Sunday, May 11, 2008

Arctic ice sheet - Smallest of all time

Researchers at the Japan Aerospace Exploration Agency found at their latest study that ice sheets in the Arctic Ocean could shrink this summer to the smallest area on record since satellite observation of the sheets began in 1978. This shrinking is happening gradually year by year due to the global warming and increased average temperatures.

The most serious decline refers to the
areas covered with perennial ice that have been gradually shrinking since 2005, and this year, areas with perennial ice further withered to nearly half the size seen in 2005, according to the results of this study.

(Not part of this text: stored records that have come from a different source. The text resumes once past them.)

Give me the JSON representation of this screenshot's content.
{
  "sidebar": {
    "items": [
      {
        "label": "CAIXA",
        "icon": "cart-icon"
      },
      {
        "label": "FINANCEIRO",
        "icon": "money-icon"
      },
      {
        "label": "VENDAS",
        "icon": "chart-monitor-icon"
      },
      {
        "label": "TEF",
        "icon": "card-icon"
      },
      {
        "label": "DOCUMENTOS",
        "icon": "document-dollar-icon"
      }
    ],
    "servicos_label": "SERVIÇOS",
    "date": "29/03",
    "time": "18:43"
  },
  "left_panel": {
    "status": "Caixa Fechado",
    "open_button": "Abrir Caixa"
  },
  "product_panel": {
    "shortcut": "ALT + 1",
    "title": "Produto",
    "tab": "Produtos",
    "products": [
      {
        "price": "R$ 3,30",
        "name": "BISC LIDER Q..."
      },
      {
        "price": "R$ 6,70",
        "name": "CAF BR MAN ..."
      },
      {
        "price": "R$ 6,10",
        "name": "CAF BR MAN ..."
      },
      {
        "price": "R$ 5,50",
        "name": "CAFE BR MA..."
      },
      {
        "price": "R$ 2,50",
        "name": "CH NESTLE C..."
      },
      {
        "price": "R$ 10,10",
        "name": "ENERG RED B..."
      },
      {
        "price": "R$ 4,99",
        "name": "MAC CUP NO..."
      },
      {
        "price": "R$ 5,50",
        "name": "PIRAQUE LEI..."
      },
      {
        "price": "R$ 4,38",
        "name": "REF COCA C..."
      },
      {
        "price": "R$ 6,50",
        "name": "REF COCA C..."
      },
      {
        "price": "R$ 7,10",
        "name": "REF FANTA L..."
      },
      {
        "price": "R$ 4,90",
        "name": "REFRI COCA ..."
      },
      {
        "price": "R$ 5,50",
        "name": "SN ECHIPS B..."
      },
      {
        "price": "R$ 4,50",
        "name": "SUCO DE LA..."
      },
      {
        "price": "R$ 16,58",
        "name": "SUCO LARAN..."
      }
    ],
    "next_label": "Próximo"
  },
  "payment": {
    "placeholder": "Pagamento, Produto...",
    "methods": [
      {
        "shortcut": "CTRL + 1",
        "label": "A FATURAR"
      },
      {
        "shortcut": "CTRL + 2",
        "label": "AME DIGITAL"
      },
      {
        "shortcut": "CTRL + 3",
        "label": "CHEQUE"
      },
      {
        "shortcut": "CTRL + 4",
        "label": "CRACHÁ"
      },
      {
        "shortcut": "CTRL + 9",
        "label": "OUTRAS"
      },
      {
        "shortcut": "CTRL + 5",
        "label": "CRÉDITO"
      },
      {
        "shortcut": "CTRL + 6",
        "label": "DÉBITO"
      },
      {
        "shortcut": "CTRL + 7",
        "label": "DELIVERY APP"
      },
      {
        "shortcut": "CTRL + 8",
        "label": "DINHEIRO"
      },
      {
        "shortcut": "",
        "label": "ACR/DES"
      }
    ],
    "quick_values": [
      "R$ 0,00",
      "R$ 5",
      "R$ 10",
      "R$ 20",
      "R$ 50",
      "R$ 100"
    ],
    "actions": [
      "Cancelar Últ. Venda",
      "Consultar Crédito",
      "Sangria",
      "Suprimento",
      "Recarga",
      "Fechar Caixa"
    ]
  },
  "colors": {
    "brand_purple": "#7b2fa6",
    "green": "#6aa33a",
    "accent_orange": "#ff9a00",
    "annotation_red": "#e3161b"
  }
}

Results of this study are also confirmed with the previous results of NASA-processed microwave data and this all happens despite this year's cold winter.

This picture shows changes in Arctic ice cap from period between 1980 and 2003. Even changes in this period were very significant, showing what has now became constant pattern of losing ice. The latest studies showed that today's situation is much worse because ice sheet is melting faster than ever before, especially after 2005 and the tremendous decline of perennial ice. Many different studies agree that if current global warming trend continues, Arctic would be ice free by the summer of 2040 . Perennial ice now covers less than 30 % of the Arctic, and the thinner the ice is, the more easily it melts because of the higher air and water temperatures.